Überblick über die häufigsten Rückforderungsgründe und Handlungsbedarf zur Abwendung einer wirtschaftlichen Notlage
[Ohne Titel]
RAin/FAinStR Natascha Katemann, Betriebswirtin (B.Sc.)
Unternehmen müssen bis spätestens zum 30.9.2024 Schlussabrechnungen zu Corona- Hilfen abgeben. Bei den einzelnen Hilfen kann sich eine Rückzahlungspflicht ergeben, die die Unternehmen vor neue finanzielle Herausforderungen stellt. Der Beitrag beleuchtet die häufigsten Gründe für eine solche Rückzahlungspflicht und der sich hieraus ergebende Handlungsbedarf, um liquiditätssichernde Maßnahmen zu ergreifen und so eine Insolvenz zu verhindern.
I. Einleitung
Die Corona-Pandemie hat die wirtschaftliche Entwicklung der Unternehmen stark gefährdet. Um die negativen wirtschaftlichen Auswirkungen so gering wie möglich zu halten, hat die Bundesregierung umfassende staatliche Hilfsmaßnahmen, die sog.
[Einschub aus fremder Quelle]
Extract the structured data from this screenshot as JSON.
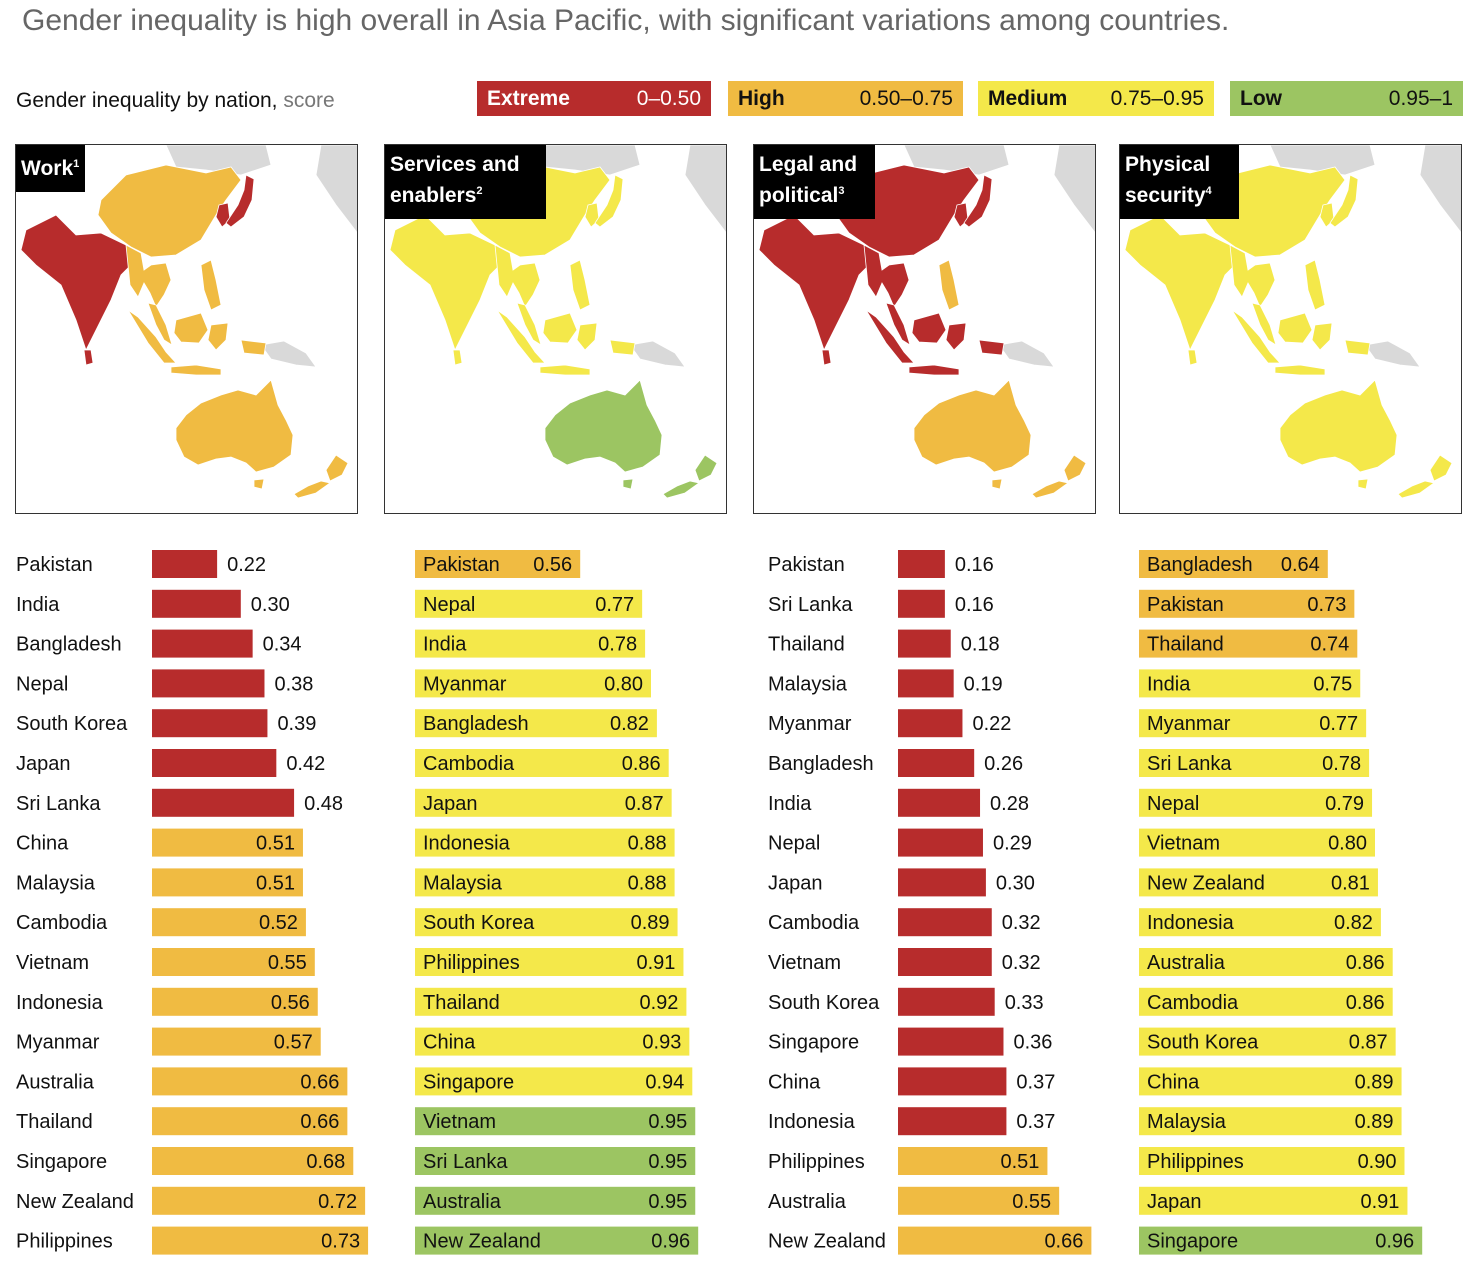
{
  "headline": "Gender inequality is high overall in Asia Pacific, with significant variations among countries.",
  "subtitle": {
    "label": "Gender inequality by nation,",
    "unit": "score"
  },
  "legend": [
    {
      "name": "Extreme",
      "range": "0–0.50",
      "color": "#b72c2c",
      "text_color": "#ffffff"
    },
    {
      "name": "High",
      "range": "0.50–0.75",
      "color": "#f0bb42",
      "text_color": "#111111"
    },
    {
      "name": "Medium",
      "range": "0.75–0.95",
      "color": "#f4e84a",
      "text_color": "#111111"
    },
    {
      "name": "Low",
      "range": "0.95–1",
      "color": "#9cc562",
      "text_color": "#111111"
    }
  ],
  "chart_data": [
    {
      "type": "bar",
      "orientation": "horizontal",
      "title": "Work",
      "footnote": "1",
      "categories": [
        "Pakistan",
        "India",
        "Bangladesh",
        "Nepal",
        "South Korea",
        "Japan",
        "Sri Lanka",
        "China",
        "Malaysia",
        "Cambodia",
        "Vietnam",
        "Indonesia",
        "Myanmar",
        "Australia",
        "Thailand",
        "Singapore",
        "New Zealand",
        "Philippines"
      ],
      "values": [
        0.22,
        0.3,
        0.34,
        0.38,
        0.39,
        0.42,
        0.48,
        0.51,
        0.51,
        0.52,
        0.55,
        0.56,
        0.57,
        0.66,
        0.66,
        0.68,
        0.72,
        0.73
      ],
      "labels": [
        "0.22",
        "0.30",
        "0.34",
        "0.38",
        "0.39",
        "0.42",
        "0.48",
        "0.51",
        "0.51",
        "0.52",
        "0.55",
        "0.56",
        "0.57",
        "0.66",
        "0.66",
        "0.68",
        "0.72",
        "0.73"
      ],
      "map_fills": {
        "south_asia": "#b72c2c",
        "china": "#f0bb42",
        "japan_korea": "#b72c2c",
        "mainland_sea": "#f0bb42",
        "maritime_sea": "#f0bb42",
        "philippines": "#f0bb42",
        "australia": "#f0bb42",
        "new_zealand": "#f0bb42"
      }
    },
    {
      "type": "bar",
      "orientation": "horizontal",
      "title": "Services and enablers",
      "footnote": "2",
      "categories": [
        "Pakistan",
        "Nepal",
        "India",
        "Myanmar",
        "Bangladesh",
        "Cambodia",
        "Japan",
        "Indonesia",
        "Malaysia",
        "South Korea",
        "Philippines",
        "Thailand",
        "China",
        "Singapore",
        "Vietnam",
        "Sri Lanka",
        "Australia",
        "New Zealand"
      ],
      "values": [
        0.56,
        0.77,
        0.78,
        0.8,
        0.82,
        0.86,
        0.87,
        0.88,
        0.88,
        0.89,
        0.91,
        0.92,
        0.93,
        0.94,
        0.95,
        0.95,
        0.95,
        0.96
      ],
      "labels": [
        "0.56",
        "0.77",
        "0.78",
        "0.80",
        "0.82",
        "0.86",
        "0.87",
        "0.88",
        "0.88",
        "0.89",
        "0.91",
        "0.92",
        "0.93",
        "0.94",
        "0.95",
        "0.95",
        "0.95",
        "0.96"
      ],
      "map_fills": {
        "south_asia": "#f4e84a",
        "china": "#f4e84a",
        "japan_korea": "#f4e84a",
        "mainland_sea": "#f4e84a",
        "maritime_sea": "#f4e84a",
        "philippines": "#f4e84a",
        "australia": "#9cc562",
        "new_zealand": "#9cc562"
      }
    },
    {
      "type": "bar",
      "orientation": "horizontal",
      "title": "Legal and political",
      "footnote": "3",
      "categories": [
        "Pakistan",
        "Sri Lanka",
        "Thailand",
        "Malaysia",
        "Myanmar",
        "Bangladesh",
        "India",
        "Nepal",
        "Japan",
        "Cambodia",
        "Vietnam",
        "South Korea",
        "Singapore",
        "China",
        "Indonesia",
        "Philippines",
        "Australia",
        "New Zealand"
      ],
      "values": [
        0.16,
        0.16,
        0.18,
        0.19,
        0.22,
        0.26,
        0.28,
        0.29,
        0.3,
        0.32,
        0.32,
        0.33,
        0.36,
        0.37,
        0.37,
        0.51,
        0.55,
        0.66
      ],
      "labels": [
        "0.16",
        "0.16",
        "0.18",
        "0.19",
        "0.22",
        "0.26",
        "0.28",
        "0.29",
        "0.30",
        "0.32",
        "0.32",
        "0.33",
        "0.36",
        "0.37",
        "0.37",
        "0.51",
        "0.55",
        "0.66"
      ],
      "map_fills": {
        "south_asia": "#b72c2c",
        "china": "#b72c2c",
        "japan_korea": "#b72c2c",
        "mainland_sea": "#b72c2c",
        "maritime_sea": "#b72c2c",
        "philippines": "#f0bb42",
        "australia": "#f0bb42",
        "new_zealand": "#f0bb42"
      }
    },
    {
      "type": "bar",
      "orientation": "horizontal",
      "title": "Physical security",
      "footnote": "4",
      "categories": [
        "Bangladesh",
        "Pakistan",
        "Thailand",
        "India",
        "Myanmar",
        "Sri Lanka",
        "Nepal",
        "Vietnam",
        "New Zealand",
        "Indonesia",
        "Australia",
        "Cambodia",
        "South Korea",
        "China",
        "Malaysia",
        "Philippines",
        "Japan",
        "Singapore"
      ],
      "values": [
        0.64,
        0.73,
        0.74,
        0.75,
        0.77,
        0.78,
        0.79,
        0.8,
        0.81,
        0.82,
        0.86,
        0.86,
        0.87,
        0.89,
        0.89,
        0.9,
        0.91,
        0.96
      ],
      "labels": [
        "0.64",
        "0.73",
        "0.74",
        "0.75",
        "0.77",
        "0.78",
        "0.79",
        "0.80",
        "0.81",
        "0.82",
        "0.86",
        "0.86",
        "0.87",
        "0.89",
        "0.89",
        "0.90",
        "0.91",
        "0.96"
      ],
      "map_fills": {
        "south_asia": "#f4e84a",
        "china": "#f4e84a",
        "japan_korea": "#f4e84a",
        "mainland_sea": "#f4e84a",
        "maritime_sea": "#f4e84a",
        "philippines": "#f4e84a",
        "australia": "#f4e84a",
        "new_zealand": "#f4e84a"
      }
    }
  ]
}
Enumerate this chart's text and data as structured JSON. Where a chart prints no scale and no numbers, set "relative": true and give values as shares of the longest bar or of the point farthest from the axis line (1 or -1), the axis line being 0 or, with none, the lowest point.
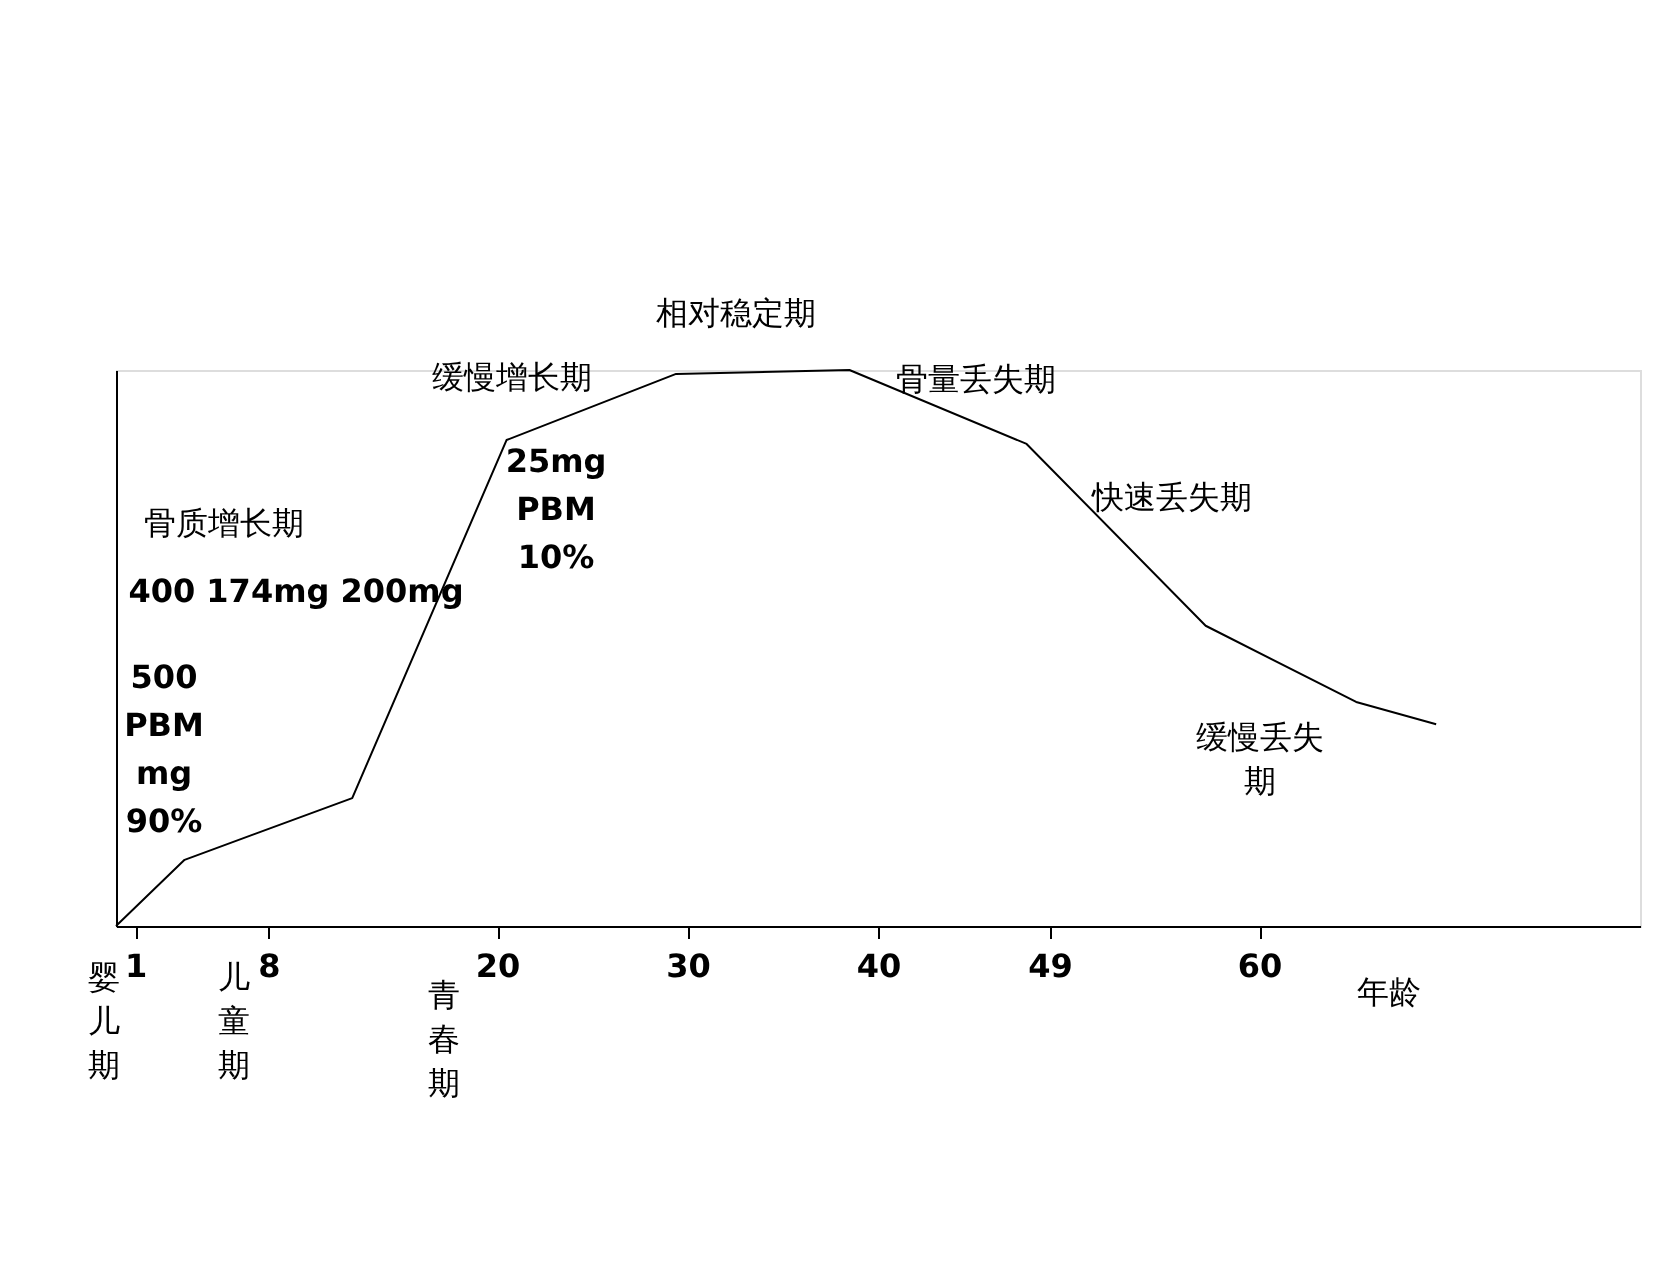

Corona-Hilfen, zur Verfügung gestellt. Sie zielten insb. auf die Stärkung der Liquidität der Unternehmen ab und sollten diese davor schützen, in eine wirtschaftliche Notlage zu geraten, die zur Insolvenz führen könnte.
Nun drei Jahre später müssen die Unternehmen bis spätestens zum 30.9.2024 die Schlussabrechnungen zu den einzelnen Hilfen abgeben. Im Rahmen der Erstellung der Schlussabrechnung und sich hieraus ergebender Schlussbescheide kann sich bei den einzelnen Hilfen eine Rückzahlungspflicht ergeben, die die Unternehmen vor neue finanzielle Herausforderungen stellt.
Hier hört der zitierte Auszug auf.